As we stare into the darkening waters of climate catastrophe, the Serenity Prayer may not be able to get us over our grief (what could?), but with a modicum of courage and wisdom it may help us to carry that grief into battle.

I agree. And that was before the second Trump administration.

I also agree with Boyd’s proposition to resort to gallows humor. Often, I cannot help myself, as when I will share an especially grim fact with class, framed with comic understatement (litotes). I find myself laughing half-hysterically, on display before thirty rather bewildered looking undergrads, hoping simply to pull it together before laughter descends into outright sobbing: “Wait….ha, ha….I need a moment!”

Boyd says, “more than just a balm, gallows humor is an act of cosmic defiance, a reframing, a choice to tilt our gaze to see the human-all-too-human muck of things in a cosmic, tragicomic light.” He rejects light-hearted, frivolous laughs and calls instead for “The tragic laugh. The rueful, heartbroken, accursed laugh. The laugh that has all the sadness of the world in it, and still laughs.” Right there with you, brother. And I am glad I kept reading to the profounder message towards the end of his book.
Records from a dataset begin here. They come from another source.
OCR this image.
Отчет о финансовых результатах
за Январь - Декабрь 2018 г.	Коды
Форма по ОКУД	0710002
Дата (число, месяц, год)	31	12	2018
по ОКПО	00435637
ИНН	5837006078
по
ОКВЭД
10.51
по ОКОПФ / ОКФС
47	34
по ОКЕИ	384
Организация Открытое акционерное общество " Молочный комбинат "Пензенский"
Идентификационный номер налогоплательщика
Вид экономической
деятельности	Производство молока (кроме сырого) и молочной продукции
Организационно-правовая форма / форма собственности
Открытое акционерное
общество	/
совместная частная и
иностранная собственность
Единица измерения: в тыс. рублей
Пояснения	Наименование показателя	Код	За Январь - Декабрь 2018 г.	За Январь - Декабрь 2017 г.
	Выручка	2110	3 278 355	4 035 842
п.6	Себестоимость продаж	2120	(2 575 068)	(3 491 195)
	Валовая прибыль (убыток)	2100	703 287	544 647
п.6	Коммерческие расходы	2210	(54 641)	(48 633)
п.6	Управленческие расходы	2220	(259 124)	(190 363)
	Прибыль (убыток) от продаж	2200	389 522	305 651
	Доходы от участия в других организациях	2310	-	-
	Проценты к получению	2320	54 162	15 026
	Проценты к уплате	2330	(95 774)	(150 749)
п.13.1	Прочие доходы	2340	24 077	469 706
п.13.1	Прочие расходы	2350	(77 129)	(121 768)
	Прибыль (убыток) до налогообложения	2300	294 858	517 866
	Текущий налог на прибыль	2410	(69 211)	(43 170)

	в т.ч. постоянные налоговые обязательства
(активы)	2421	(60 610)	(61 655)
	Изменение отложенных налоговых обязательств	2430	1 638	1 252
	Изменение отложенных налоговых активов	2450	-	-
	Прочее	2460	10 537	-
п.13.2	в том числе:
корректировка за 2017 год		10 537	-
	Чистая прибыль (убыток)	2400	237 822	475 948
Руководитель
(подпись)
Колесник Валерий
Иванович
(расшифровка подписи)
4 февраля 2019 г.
Speaking with the philosopher Joanna Macy, he says, “you do the Work [That Reconnects] to help people become stronger, more resilient fighter for justice, and also good caretakers of each other in the here and now even if we’re going down.” The uncertainty about our future is in itself difficult to bear, as I well know. Even a vestige of hope heightens the agony of incipient loss.
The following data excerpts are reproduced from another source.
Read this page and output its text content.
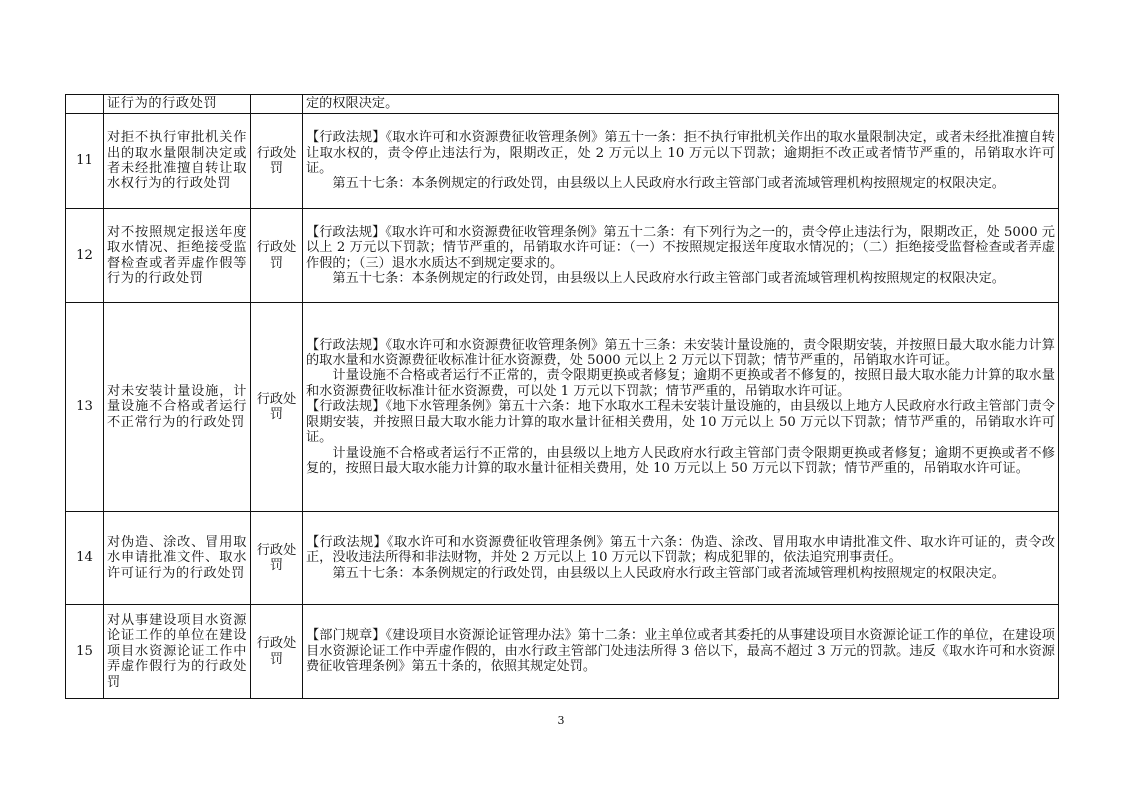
	证行为的行政处罚		定的权限决定。

11	对拒不执行审批机关作出的取水量限制决定或者未经批准擅自转让取水权行为的行政处罚	行政处罚	【行政法规】《取水许可和水资源费征收管理条例》第五十一条：拒不执行审批机关作出的取水量限制决定，或者未经批准擅自转让取水权的，责令停止违法行为，限期改正，处 2 万元以上 10 万元以下罚款；逾期拒不改正或者情节严重的，吊销取水许可证。

第五十七条：本条例规定的行政处罚，由县级以上人民政府水行政主管部门或者流域管理机构按照规定的权限决定。

12	对不按照规定报送年度取水情况、拒绝接受监督检查或者弄虚作假等行为的行政处罚	行政处罚	【行政法规】《取水许可和水资源费征收管理条例》第五十二条：有下列行为之一的，责令停止违法行为，限期改正，处 5000 元以上 2 万元以下罚款；情节严重的，吊销取水许可证：（一）不按照规定报送年度取水情况的；（二）拒绝接受监督检查或者弄虚作假的；（三）退水水质达不到规定要求的。

第五十七条：本条例规定的行政处罚，由县级以上人民政府水行政主管部门或者流域管理机构按照规定的权限决定。

13	对未安装计量设施，计量设施不合格或者运行不正常行为的行政处罚	行政处罚	【行政法规】《取水许可和水资源费征收管理条例》第五十三条：未安装计量设施的，责令限期安装，并按照日最大取水能力计算的取水量和水资源费征收标准计征水资源费，处 5000 元以上 2 万元以下罚款；情节严重的，吊销取水许可证。

计量设施不合格或者运行不正常的，责令限期更换或者修复；逾期不更换或者不修复的，按照日最大取水能力计算的取水量和水资源费征收标准计征水资源费，可以处 1 万元以下罚款；情节严重的，吊销取水许可证。

【行政法规】《地下水管理条例》第五十六条：地下水取水工程未安装计量设施的，由县级以上地方人民政府水行政主管部门责令限期安装，并按照日最大取水能力计算的取水量计征相关费用，处 10 万元以上 50 万元以下罚款；情节严重的，吊销取水许可证。

计量设施不合格或者运行不正常的，由县级以上地方人民政府水行政主管部门责令限期更换或者修复；逾期不更换或者不修复的，按照日最大取水能力计算的取水量计征相关费用，处 10 万元以上 50 万元以下罚款；情节严重的，吊销取水许可证。

14	对伪造、涂改、冒用取水申请批准文件、取水许可证行为的行政处罚	行政处罚	【行政法规】《取水许可和水资源费征收管理条例》第五十六条：伪造、涂改、冒用取水申请批准文件、取水许可证的，责令改正，没收违法所得和非法财物，并处 2 万元以上 10 万元以下罚款；构成犯罪的，依法追究刑事责任。

第五十七条：本条例规定的行政处罚，由县级以上人民政府水行政主管部门或者流域管理机构按照规定的权限决定。

15	对从事建设项目水资源论证工作的单位在建设项目水资源论证工作中弄虚作假行为的行政处罚	行政处罚	【部门规章】《建设项目水资源论证管理办法》第十二条：业主单位或者其委托的从事建设项目水资源论证工作的单位，在建设项目水资源论证工作中弄虚作假的，由水行政主管部门处违法所得 3 倍以下，最高不超过 3 万元的罚款。违反《取水许可和水资源费征收管理条例》第五十条的，依照其规定处罚。

3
When I am not scaring my students, I am trying to balance all the emotional valences that naturally surface when learning the bad news about climate change, loss of biodiversity, and increasing toxification of the biosphere—and us. I nearly always say something like, “I am so sorry to have to tell you this.” I am. Yet to remain silent is much worse, and often my students understand this. Often, they ask me why no one has ever shared these truths with them before—because whatever your parents’ political persuasions, doing your own high-quality research on any topic in global environmental health (and I let them choose) leads you to some dismal conclusions.

In addition, many of my students have some personal story of loss: personal diagnoses of cancer, Crohn’s disease, or endometriosis; siblings with autism, leukemia, and neurofibromatosis, attributed to exposure to Willowbrook’s Sterigenics; friends choking on wildfire smoke in California; homes, churches, and familiar landmarks lost to Hurricane Helene in North Carolina or Katrina in Mississippi; and friends dying of heat stroke during football practice. And this is a partial sampling from one semester.

The best feature of Boyd’s project is a flowchart that outlines the entire logical thought process of his conclusions, which is that we must fight for a “better catastrophe.”

As for Unthinkable Resources Hub, I am just beginning to plumb its depths, but found my first foray into it truly helpful and thought-provoking. I particularly recommend it for anyone actively wrestling with the dire predictions of climate change in hopes of finding a nuanced approach to the hope-despair dichotomy. Because of the choices people have made for the last fifty years, and the choices we all continue to make daily, catastrophes of some ilk are now undeniably upon us.

 

References

Andrew Boyd. (2023). I Want a Better Catastrophe: Navigating the Climate Crisis with Grief, Hope, and Gallows Humor. New Society Publishers.